Sezon sonunda polisler işlemediği bir suç yüzünden Luke Cage’i arıyorlardı. Aranıyor olmasına rağmen bir dükkanın soyulduğunu gören Cage içeri girip soyguncuları durdurdu. Bu olay halk arasında patladı ve herkes mermi delikleriyle dolu hırkalar giyerek sokağa indi, polislerin karşısına çıktı, kahramanını savundu. Luke Cage arşivlik bir soundtrack albümü dışında, ayrıca bir dayanışma dizisidir de.

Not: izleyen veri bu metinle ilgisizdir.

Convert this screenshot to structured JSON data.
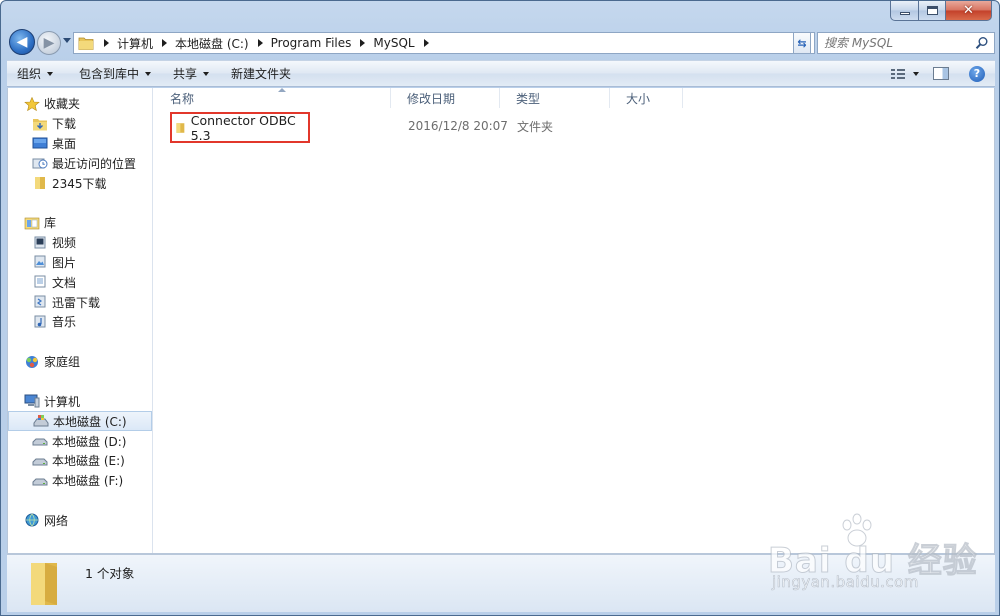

Kısaca Iron Fist’te diğer dizilerde gördüklerim yoktu, tam tersini düşünene de saygı duyarım. Ama Iron Fist’i diğer Marvel & Netflix dizilerinin önüne geçiren hiçbir şey göremiyorum. Iron Fist’i tek cümlede özetleyecek olsam; “başrolünün ne yapması gerektiği hakkında hiçbir fikrinin olmadığı, aksiyon sahneleri oldukça kötü Marvel & Netflix ortaklığının en kötü dizisi.” olurdu.
Belki Iron Fist çizgi romanlarını kaçırmayan birisinizdir, belki büyük Marvel hayranısınızdır veya belki Finn Jones’u çok seviyorsunuzdur. Sevdiğiniz şeye eleştiri getirmek, bir şeyi ne kadar sevdiğinizi değiştirmez. Kimse size ”Iron Fist’i sevmedin mi? Ne biçim hayransın sen?” diyemez. Eleştiri ve rekabet birinin veya bir şeyin gelişimini sağlar. Takip ettiğiniz bir sayfanın, sitenin hesabın, kişinin veya bilmem ne her konu hakkındaki görüşünün sizinle istisnasız her seferde aynı olmasını bekleyemezsiniz. Her gün aynı gazeteyi almak gibi düşünün, ülkeyi, olayları o gazetenin anlattığı gibi görürsünüz. Farklı görüşleri ve bakış açılarını da okumak lazım. Vaktinizi ayırıp yazıyı buraya kadar okuduğunuz için teşekkür ederim, lütfen yerli veya yabancı başka sitelerin yazılarını da okuyun ki görüşleri karşılaştırabilesiniz.